Je vous conseille de commencer par son recueil le plus connu : La Petite École. C’est un ensemble de poèmes courts, faciles à lire, qui donnent un bon aperçu de son style et de ses thèmes favoris. Vous y trouverez des poèmes sur les animaux, les enfants, la nature, l’amour… (Bref, tout ce qui fait la vie!).
Vous pouvez aussi chercher ses poèmes en ligne. Il existe de nombreux sites internet qui proposent des extraits de son œuvre. (Google est votre ami, n’oubliez pas!).
Et puis, n’hésitez pas à aller à la bibliothèque. (C’est un endroit magique, plein de trésors cachés!). Vous y trouverez certainement des recueils de poésie de Derème. Et si vous avez de la chance, vous pourrez même en emprunter. (La lecture, c’est gratuit, profitez-en!).
Le plus important, c’est de ne pas avoir peur.
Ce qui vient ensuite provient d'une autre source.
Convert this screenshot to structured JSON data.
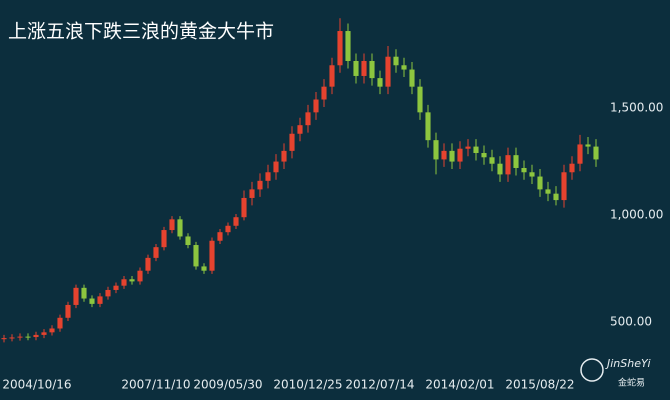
{
  "chart_data": {
    "type": "candlestick",
    "title": "上涨五浪下跌三浪的黄金大牛市",
    "categories": [
      "2004/10/16",
      null,
      null,
      null,
      null,
      null,
      null,
      null,
      null,
      null,
      null,
      null,
      null,
      null,
      null,
      null,
      null,
      null,
      null,
      "2007/11/10",
      null,
      null,
      null,
      null,
      null,
      null,
      null,
      null,
      "2009/05/30",
      null,
      null,
      null,
      null,
      null,
      null,
      null,
      null,
      null,
      "2010/12/25",
      null,
      null,
      null,
      null,
      null,
      null,
      null,
      null,
      "2012/07/14",
      null,
      null,
      null,
      null,
      null,
      null,
      null,
      null,
      null,
      "2014/02/01",
      null,
      null,
      null,
      null,
      null,
      null,
      null,
      null,
      null,
      "2015/08/22",
      null,
      null,
      null,
      null,
      null,
      null,
      null
    ],
    "open": [
      420,
      425,
      428,
      432,
      430,
      440,
      452,
      470,
      520,
      580,
      660,
      610,
      585,
      620,
      650,
      670,
      700,
      690,
      740,
      800,
      850,
      930,
      980,
      900,
      860,
      760,
      740,
      880,
      920,
      950,
      990,
      1080,
      1120,
      1160,
      1200,
      1250,
      1300,
      1380,
      1420,
      1480,
      1540,
      1600,
      1700,
      1860,
      1720,
      1650,
      1720,
      1640,
      1600,
      1740,
      1700,
      1680,
      1600,
      1480,
      1350,
      1260,
      1300,
      1250,
      1310,
      1320,
      1290,
      1270,
      1240,
      1190,
      1280,
      1220,
      1200,
      1180,
      1120,
      1100,
      1070,
      1200,
      1240,
      1330,
      1320
    ],
    "high": [
      440,
      443,
      447,
      447,
      455,
      467,
      485,
      535,
      595,
      675,
      675,
      625,
      635,
      665,
      685,
      715,
      715,
      755,
      815,
      865,
      945,
      995,
      995,
      915,
      875,
      775,
      895,
      935,
      965,
      1005,
      1115,
      1155,
      1195,
      1235,
      1285,
      1335,
      1415,
      1455,
      1515,
      1575,
      1635,
      1735,
      1920,
      1895,
      1755,
      1755,
      1755,
      1675,
      1790,
      1775,
      1735,
      1715,
      1635,
      1515,
      1385,
      1335,
      1335,
      1345,
      1355,
      1355,
      1325,
      1305,
      1275,
      1315,
      1315,
      1255,
      1235,
      1215,
      1155,
      1135,
      1235,
      1275,
      1375,
      1365,
      1355
    ],
    "low": [
      405,
      410,
      413,
      415,
      415,
      425,
      437,
      455,
      505,
      565,
      595,
      570,
      570,
      605,
      635,
      655,
      675,
      675,
      725,
      785,
      835,
      915,
      885,
      845,
      745,
      725,
      725,
      865,
      905,
      935,
      975,
      1045,
      1085,
      1125,
      1165,
      1215,
      1265,
      1345,
      1385,
      1445,
      1505,
      1565,
      1665,
      1685,
      1615,
      1615,
      1605,
      1565,
      1565,
      1665,
      1645,
      1565,
      1445,
      1315,
      1190,
      1225,
      1215,
      1215,
      1275,
      1255,
      1235,
      1205,
      1155,
      1155,
      1185,
      1165,
      1145,
      1085,
      1065,
      1045,
      1035,
      1165,
      1205,
      1285,
      1225
    ],
    "close": [
      425,
      428,
      432,
      430,
      440,
      452,
      470,
      520,
      580,
      660,
      610,
      585,
      620,
      650,
      670,
      700,
      690,
      740,
      800,
      850,
      930,
      980,
      900,
      860,
      760,
      740,
      880,
      920,
      950,
      990,
      1080,
      1120,
      1160,
      1200,
      1250,
      1300,
      1380,
      1420,
      1480,
      1540,
      1600,
      1700,
      1860,
      1720,
      1650,
      1720,
      1640,
      1600,
      1740,
      1700,
      1680,
      1600,
      1480,
      1350,
      1260,
      1300,
      1250,
      1310,
      1320,
      1290,
      1270,
      1240,
      1190,
      1280,
      1220,
      1200,
      1180,
      1120,
      1100,
      1070,
      1200,
      1240,
      1330,
      1320,
      1260
    ],
    "up_color": "#e5432f",
    "down_color": "#8dc63f",
    "ylim": [
      276,
      2005
    ],
    "yticks": [
      {
        "value": 500,
        "label": "500.00"
      },
      {
        "value": 1000,
        "label": "1,000.00"
      },
      {
        "value": 1500,
        "label": "1,500.00"
      }
    ]
  },
  "watermark": {
    "text": "JinSheYi",
    "subtext": "金蛇易"
  }
}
La poésie, ce n’est pas réservé aux intellectuels ou aux experts en littérature. C’est quelque chose qui se vit, qui se ressent. Laissez-vous porter par les mots, par les images, par les émotions. Et surtout, amusez-vous !

Alors, Bonne Année De Tristan Derème ! (Un peu en avance, mais c’est l’intention qui compte!)
Voilà, mes amis. J’espère que cet article vous a donné envie de découvrir (ou de redécouvrir) la poésie de Tristan Derème. C’est un véritable antidote à la morosité ambiante. Une source d’inspiration et de joie. Et en ces temps incertains, on a tous besoin d’un peu de joie, n’est-ce pas ?
Alors, n’hésitez plus. Plongez dans son univers. Laissez-vous charmer par ses mots. Et surtout, souriez ! Parce que la vie est belle, même quand elle est un peu compliquée. Et la poésie, c’est une façon de la rendre encore plus belle. (C’est mon avis, en tout cas!).
Alors, à vos livres, à vos écrans, à vos bibliothèques ! Et que l’esprit de Tristan Derème vous accompagne dans votre journée. (Et dans votre vie, tant qu’à faire!).
À très bientôt, et n’oubliez pas de sourire ! (C’est le meilleur des remèdes!).